Prof. Ahmet Yılmaz ve Dr. Togan Karataş’ın Türkiye Ekonomisinde Ücret ve Maaşlar (1970–2021) başlıklı çalışmaları meselenin yalnızca bugünkü ekonomik krizden ibaret olmadığını da gösteriyor. Çalışmaya göre “Türkiye’de yakın dönemde büyüme süreci bölüşümde adaletin sağlanmasına hizmet etmemiştir. Nitekim 1975 sonrasında kişi başına düşen gelirin yüzdesi olarak hem ortalama memur maaşı hem de brüt asgari ücret sürekli gerilemiştir. 1975 yılında ortalama memur maaşı kişi başına düşen gelirin 2.2 katı, brüt asgari ücret ise yüzde 88’i iken, 2020 yılına gelindiğinde aynı oranlar sırasıyla yüzde 86 ve yüzde 58’e düşmüştür.”

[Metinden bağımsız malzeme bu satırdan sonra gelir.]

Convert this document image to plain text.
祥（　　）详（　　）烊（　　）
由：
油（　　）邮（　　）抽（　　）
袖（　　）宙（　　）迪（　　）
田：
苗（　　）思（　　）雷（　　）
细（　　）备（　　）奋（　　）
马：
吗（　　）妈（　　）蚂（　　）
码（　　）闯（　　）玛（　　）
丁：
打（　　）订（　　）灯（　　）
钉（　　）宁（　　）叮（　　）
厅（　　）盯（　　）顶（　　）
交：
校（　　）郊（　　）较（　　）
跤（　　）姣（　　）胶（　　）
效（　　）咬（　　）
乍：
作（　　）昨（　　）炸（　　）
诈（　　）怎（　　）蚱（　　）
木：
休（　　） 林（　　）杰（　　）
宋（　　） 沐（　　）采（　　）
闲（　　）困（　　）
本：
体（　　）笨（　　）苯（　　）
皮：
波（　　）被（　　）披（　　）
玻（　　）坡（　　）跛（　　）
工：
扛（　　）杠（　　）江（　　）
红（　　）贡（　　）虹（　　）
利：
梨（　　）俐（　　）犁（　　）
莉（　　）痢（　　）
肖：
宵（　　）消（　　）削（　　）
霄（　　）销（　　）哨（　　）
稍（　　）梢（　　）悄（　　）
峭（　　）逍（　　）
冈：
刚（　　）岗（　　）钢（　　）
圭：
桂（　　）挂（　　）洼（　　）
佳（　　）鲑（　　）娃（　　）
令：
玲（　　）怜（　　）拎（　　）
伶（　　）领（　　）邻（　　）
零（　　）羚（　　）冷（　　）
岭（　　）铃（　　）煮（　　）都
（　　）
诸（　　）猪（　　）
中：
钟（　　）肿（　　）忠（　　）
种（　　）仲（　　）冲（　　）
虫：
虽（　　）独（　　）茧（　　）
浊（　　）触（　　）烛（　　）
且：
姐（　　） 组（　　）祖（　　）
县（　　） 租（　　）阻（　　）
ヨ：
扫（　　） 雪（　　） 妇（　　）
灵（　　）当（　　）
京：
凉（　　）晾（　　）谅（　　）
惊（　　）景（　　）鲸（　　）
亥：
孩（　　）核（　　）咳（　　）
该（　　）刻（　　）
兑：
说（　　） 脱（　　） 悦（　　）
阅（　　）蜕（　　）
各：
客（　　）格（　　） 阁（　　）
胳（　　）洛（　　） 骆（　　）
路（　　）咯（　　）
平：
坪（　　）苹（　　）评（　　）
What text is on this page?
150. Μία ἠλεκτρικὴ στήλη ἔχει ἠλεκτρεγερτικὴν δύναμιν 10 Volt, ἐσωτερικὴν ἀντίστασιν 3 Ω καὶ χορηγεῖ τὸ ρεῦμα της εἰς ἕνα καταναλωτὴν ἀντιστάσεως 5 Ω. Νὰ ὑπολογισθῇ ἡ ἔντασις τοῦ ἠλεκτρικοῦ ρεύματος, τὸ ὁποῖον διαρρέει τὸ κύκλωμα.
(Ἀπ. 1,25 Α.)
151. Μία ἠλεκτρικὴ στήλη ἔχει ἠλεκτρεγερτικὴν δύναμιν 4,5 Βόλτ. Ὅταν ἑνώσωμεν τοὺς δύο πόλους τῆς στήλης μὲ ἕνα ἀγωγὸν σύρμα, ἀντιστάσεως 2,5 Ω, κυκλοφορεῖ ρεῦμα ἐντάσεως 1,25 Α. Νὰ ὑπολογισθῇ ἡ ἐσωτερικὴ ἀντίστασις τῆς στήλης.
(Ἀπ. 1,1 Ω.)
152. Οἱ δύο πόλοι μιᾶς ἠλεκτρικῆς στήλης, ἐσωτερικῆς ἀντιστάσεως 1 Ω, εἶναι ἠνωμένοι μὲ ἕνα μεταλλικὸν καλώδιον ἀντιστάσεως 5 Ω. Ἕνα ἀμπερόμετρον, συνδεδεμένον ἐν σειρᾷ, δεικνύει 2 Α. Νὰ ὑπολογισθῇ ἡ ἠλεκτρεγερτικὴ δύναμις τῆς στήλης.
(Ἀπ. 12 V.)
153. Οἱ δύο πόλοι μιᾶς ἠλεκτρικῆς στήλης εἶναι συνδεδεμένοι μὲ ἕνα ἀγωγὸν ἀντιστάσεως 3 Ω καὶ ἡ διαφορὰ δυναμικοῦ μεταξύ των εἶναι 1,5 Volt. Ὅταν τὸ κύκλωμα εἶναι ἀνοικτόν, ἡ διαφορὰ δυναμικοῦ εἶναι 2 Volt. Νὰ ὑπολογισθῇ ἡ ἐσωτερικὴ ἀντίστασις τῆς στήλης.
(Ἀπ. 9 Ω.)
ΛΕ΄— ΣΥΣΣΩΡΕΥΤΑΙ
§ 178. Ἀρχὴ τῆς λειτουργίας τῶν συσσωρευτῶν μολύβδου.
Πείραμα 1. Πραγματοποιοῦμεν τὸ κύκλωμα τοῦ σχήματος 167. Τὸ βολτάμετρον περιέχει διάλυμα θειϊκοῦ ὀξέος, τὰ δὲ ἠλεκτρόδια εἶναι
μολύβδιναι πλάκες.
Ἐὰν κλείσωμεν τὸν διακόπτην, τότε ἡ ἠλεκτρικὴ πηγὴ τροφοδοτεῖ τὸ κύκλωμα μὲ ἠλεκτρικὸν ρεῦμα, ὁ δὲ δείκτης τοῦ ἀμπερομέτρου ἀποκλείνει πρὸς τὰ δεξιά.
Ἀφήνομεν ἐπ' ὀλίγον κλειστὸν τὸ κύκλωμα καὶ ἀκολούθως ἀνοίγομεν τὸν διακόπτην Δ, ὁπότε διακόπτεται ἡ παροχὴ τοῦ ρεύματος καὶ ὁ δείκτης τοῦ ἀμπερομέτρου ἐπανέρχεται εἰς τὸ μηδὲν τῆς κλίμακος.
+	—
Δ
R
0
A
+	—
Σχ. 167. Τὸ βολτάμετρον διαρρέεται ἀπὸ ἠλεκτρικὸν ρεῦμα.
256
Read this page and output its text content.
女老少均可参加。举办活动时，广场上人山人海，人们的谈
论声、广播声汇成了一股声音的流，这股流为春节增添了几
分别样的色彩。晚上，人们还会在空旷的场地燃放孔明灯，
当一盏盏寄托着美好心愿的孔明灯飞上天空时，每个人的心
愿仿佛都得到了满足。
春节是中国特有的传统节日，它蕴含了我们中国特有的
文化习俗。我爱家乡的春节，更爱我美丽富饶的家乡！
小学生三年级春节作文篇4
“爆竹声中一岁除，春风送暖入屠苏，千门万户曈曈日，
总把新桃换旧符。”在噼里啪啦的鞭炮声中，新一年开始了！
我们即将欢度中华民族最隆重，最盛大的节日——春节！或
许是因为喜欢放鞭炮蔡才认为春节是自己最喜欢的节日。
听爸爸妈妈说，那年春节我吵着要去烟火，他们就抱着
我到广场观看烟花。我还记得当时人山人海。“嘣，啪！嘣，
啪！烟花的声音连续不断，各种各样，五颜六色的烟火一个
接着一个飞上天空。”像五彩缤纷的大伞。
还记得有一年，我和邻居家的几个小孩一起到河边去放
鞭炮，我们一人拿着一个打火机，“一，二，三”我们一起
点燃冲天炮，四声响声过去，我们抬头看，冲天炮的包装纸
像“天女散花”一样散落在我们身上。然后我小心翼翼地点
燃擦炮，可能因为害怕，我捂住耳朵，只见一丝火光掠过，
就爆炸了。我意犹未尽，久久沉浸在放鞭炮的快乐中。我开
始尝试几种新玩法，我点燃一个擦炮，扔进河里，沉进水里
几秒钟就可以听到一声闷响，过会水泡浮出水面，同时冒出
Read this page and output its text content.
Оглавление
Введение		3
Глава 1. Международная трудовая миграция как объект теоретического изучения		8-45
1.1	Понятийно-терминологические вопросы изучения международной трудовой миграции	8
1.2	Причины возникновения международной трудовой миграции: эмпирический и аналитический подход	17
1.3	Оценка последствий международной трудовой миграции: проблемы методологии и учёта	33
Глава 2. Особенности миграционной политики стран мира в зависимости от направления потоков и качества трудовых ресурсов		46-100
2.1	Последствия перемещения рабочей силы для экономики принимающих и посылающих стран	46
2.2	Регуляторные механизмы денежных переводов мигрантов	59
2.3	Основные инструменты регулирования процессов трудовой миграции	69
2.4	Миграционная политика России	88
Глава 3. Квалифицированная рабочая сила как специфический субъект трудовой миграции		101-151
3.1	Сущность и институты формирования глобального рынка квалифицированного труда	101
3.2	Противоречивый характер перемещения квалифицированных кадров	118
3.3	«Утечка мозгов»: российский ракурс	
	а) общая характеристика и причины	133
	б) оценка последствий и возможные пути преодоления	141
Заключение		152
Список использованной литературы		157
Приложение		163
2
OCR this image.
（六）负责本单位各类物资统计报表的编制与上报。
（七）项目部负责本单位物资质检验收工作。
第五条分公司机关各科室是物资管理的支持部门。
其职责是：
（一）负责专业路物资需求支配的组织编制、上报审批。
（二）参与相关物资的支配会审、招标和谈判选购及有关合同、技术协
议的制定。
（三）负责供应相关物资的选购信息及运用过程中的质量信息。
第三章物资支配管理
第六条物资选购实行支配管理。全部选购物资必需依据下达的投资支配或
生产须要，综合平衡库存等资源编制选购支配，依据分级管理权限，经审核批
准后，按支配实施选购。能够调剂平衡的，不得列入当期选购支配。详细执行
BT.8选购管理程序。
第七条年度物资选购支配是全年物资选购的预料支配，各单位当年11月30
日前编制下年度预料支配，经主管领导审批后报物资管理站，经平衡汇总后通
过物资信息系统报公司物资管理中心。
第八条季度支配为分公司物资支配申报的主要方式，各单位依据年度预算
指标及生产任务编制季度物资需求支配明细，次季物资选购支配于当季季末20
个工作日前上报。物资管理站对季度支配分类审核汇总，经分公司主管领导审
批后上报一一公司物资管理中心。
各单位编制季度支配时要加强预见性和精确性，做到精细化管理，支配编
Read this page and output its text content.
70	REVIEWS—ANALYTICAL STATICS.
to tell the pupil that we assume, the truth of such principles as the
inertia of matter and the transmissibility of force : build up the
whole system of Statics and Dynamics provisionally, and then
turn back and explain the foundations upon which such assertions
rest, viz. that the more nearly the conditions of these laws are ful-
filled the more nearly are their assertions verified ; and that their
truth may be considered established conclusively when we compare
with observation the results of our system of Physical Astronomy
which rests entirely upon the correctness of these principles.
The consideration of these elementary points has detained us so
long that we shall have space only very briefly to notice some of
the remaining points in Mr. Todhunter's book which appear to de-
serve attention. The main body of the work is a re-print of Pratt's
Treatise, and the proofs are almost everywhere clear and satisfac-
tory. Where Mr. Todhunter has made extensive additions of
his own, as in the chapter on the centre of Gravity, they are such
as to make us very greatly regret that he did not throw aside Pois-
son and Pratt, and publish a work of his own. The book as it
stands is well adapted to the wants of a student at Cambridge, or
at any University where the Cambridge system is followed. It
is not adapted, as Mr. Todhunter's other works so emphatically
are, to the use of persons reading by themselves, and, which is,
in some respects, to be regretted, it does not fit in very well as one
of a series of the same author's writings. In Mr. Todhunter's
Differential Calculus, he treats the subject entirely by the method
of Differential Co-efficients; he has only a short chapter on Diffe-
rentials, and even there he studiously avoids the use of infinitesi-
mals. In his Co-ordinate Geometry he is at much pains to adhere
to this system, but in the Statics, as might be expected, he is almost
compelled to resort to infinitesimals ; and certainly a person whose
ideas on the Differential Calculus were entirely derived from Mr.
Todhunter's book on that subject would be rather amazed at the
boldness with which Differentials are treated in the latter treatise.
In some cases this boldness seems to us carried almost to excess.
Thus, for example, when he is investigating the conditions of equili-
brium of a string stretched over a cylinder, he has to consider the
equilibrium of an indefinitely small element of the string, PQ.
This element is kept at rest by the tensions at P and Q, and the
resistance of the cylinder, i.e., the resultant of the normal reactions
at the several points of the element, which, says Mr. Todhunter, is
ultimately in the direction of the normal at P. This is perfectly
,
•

Hatırlayalım, 1975 yılından bu yana Türkiye’de hiçbir sol veya sosyal demokrat olduğunu iddia eden parti iktidar olmadığı gibi her yıl giderek daha da sağcı, daha da milliyetçi daha da dincileşen iktidarlarla yönetildik. 1975’ten bu yana dünyada, Türkiye’de teknolojik sıçramadan kentleşmeye sanayi toplumu ötesine geçecek değişimler yaşandı ama bu değişimleri hep toplumu, toplumsal bekayı değil devletin bekasını tek gaye edinmiş iktidarlarla yaşadık.

İktidarların önceliği

Bu iktidarların önceliği hep düzenin devamı oldu, hukuk ve yasalar değil. Bugün de internet ya da sosyal medya yasaklarından grevleri, protestoları şiddetle bastırma politikalarına, sokak röportajındaki söylemlerinden dolayı tutuklamalardan siyaset destekli sokak çetelerine kadar tüm politika, uygulama ve kararları yapanların, yürütenlerin derdi hukuka, yasalara uymak, toplumsal ihtiyaç ve talepleri çözmek değil düzeni sürdürmek.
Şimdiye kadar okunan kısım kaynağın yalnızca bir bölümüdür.